All Superinterfaces:
HasInputCol, HasMaxIter, HasOutputCol, HasSeed, HasStepSize, Identifiable, Params, Serializable
All Known Implementing Classes:
Word2Vec, Word2VecModel

public interface Word2VecBase extends Params, HasInputCol, HasOutputCol, HasMaxIter, HasStepSize, HasSeed
Params for Word2Vec and Word2VecModel.
  • Method Details

    • getMaxSentenceLength

      int getMaxSentenceLength()
    • getMinCount

      int getMinCount()
    • getNumPartitions

      int getNumPartitions()
    • getVectorSize

      int getVectorSize()
    • getWindowSize

      int getWindowSize()
    • maxSentenceLength

      IntParam maxSentenceLength()
      Sets the maximum length (in words) of each sentence in the input data. Any sentence longer than this threshold will be divided into chunks of up to maxSentenceLength size.

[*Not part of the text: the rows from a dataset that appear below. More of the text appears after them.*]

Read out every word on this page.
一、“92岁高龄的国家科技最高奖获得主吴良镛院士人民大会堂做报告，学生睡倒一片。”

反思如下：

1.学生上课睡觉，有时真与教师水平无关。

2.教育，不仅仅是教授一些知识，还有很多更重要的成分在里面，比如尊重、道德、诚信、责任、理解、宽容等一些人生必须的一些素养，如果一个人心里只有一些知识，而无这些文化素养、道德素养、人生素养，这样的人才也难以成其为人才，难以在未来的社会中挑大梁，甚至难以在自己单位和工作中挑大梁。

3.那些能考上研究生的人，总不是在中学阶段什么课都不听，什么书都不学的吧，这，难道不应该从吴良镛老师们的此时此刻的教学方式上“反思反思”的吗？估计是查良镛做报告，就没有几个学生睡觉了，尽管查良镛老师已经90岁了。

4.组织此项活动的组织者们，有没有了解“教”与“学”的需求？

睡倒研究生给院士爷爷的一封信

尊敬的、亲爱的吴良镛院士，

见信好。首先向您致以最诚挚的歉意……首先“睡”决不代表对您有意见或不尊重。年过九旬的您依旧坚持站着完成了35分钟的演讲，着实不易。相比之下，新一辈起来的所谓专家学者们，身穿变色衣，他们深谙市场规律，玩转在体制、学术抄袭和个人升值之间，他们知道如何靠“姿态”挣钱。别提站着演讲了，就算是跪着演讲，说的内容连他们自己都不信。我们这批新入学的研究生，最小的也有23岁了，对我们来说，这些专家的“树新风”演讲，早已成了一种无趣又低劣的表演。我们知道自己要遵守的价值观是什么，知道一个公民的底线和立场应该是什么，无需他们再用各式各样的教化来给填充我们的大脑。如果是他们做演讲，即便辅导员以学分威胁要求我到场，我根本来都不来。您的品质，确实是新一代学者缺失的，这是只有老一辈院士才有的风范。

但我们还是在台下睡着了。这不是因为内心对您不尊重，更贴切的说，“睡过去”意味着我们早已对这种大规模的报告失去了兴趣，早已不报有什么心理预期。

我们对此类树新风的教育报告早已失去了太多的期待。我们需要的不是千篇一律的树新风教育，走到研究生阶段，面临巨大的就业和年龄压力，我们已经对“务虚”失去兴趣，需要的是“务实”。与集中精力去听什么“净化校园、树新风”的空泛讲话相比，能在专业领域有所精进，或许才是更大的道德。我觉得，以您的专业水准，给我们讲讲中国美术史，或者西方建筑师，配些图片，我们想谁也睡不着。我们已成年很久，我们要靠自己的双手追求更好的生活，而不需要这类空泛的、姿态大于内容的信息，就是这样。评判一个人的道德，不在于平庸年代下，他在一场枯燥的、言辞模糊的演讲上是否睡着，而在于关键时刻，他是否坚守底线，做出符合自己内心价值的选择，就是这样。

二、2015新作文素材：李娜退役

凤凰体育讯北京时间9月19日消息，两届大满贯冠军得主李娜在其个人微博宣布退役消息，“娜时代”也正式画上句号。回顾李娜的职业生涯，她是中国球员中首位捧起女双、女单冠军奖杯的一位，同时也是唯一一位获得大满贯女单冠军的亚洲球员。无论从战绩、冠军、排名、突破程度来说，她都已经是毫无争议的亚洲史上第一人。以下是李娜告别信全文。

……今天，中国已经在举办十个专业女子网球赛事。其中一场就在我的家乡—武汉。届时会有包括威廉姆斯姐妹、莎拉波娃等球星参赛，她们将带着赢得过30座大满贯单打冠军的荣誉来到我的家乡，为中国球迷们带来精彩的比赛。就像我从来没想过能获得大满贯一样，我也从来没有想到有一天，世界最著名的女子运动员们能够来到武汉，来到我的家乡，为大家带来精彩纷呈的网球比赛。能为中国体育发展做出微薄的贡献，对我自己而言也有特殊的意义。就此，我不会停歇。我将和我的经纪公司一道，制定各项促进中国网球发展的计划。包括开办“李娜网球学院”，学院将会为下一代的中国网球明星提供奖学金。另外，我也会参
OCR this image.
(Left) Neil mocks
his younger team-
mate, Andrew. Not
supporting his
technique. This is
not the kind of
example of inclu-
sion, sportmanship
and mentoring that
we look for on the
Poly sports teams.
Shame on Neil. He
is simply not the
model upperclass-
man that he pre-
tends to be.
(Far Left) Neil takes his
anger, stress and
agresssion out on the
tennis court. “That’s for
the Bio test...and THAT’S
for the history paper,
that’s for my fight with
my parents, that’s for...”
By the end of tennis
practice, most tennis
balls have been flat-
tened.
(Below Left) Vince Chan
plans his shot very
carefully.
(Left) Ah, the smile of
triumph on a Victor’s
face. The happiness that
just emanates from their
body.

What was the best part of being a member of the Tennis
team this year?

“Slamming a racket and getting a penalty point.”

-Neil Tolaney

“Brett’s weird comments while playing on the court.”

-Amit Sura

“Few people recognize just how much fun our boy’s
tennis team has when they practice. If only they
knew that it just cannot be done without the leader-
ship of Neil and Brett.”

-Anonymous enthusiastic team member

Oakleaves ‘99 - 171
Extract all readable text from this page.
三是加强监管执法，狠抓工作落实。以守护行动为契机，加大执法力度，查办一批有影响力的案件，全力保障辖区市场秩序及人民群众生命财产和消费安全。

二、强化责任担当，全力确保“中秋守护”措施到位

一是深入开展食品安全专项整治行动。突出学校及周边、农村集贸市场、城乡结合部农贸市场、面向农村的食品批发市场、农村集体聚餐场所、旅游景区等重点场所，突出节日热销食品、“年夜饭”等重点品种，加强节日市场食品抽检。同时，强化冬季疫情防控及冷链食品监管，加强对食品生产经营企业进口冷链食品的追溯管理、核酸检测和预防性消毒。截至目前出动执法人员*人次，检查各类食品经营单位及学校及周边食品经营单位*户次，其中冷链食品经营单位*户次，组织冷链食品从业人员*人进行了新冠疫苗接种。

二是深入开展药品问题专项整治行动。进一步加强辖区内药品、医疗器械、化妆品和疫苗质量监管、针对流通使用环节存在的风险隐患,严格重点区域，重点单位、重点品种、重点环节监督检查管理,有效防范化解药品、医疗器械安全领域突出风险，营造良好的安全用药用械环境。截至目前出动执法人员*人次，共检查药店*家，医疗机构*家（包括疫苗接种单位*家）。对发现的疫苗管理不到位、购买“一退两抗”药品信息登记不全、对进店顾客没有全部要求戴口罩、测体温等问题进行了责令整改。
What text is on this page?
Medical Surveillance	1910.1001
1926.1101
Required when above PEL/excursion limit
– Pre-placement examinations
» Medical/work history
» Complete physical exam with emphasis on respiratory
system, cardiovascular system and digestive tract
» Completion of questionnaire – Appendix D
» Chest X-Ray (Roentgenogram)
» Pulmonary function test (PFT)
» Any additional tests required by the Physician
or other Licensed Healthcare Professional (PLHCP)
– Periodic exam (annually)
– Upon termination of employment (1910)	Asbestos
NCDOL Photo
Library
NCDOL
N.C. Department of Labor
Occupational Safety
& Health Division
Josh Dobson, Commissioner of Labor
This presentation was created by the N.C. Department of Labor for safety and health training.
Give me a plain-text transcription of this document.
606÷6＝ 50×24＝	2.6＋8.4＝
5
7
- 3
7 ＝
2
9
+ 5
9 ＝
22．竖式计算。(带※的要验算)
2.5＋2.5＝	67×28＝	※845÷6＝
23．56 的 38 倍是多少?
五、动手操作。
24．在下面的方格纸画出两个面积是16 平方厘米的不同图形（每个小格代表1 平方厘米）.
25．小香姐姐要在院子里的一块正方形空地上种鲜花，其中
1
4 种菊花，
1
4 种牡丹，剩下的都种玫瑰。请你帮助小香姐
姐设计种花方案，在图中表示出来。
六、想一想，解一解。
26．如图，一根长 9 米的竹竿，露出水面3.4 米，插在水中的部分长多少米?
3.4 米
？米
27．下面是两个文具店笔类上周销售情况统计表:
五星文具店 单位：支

Default: 1000
      Returns:
      (undocumented)
    • minCount

      IntParam minCount()
      The minimum number of times a token must appear to be included in the word2vec model's vocabulary. Default: 5
      Returns:
      (undocumented)
    • numPartitions

      IntParam numPartitions()
      Number of partitions for sentences of words. Default: 1
      Returns:
      (undocumented)
    • validateAndTransformSchema

      StructType validateAndTransformSchema(StructType schema)
      Validate and transform the input schema.
      Parameters:
      schema - (undocumented)
      Returns:
      (undocumented)
    • vectorSize

      IntParam vectorSize()
      The dimension of the code that you want to transform from words. Default: 100
      Returns:
      (undocumented)
    • windowSize

      IntParam windowSize()
      The window size (context words from [-window, window]). Default: 5
      Returns:
      (undocumented)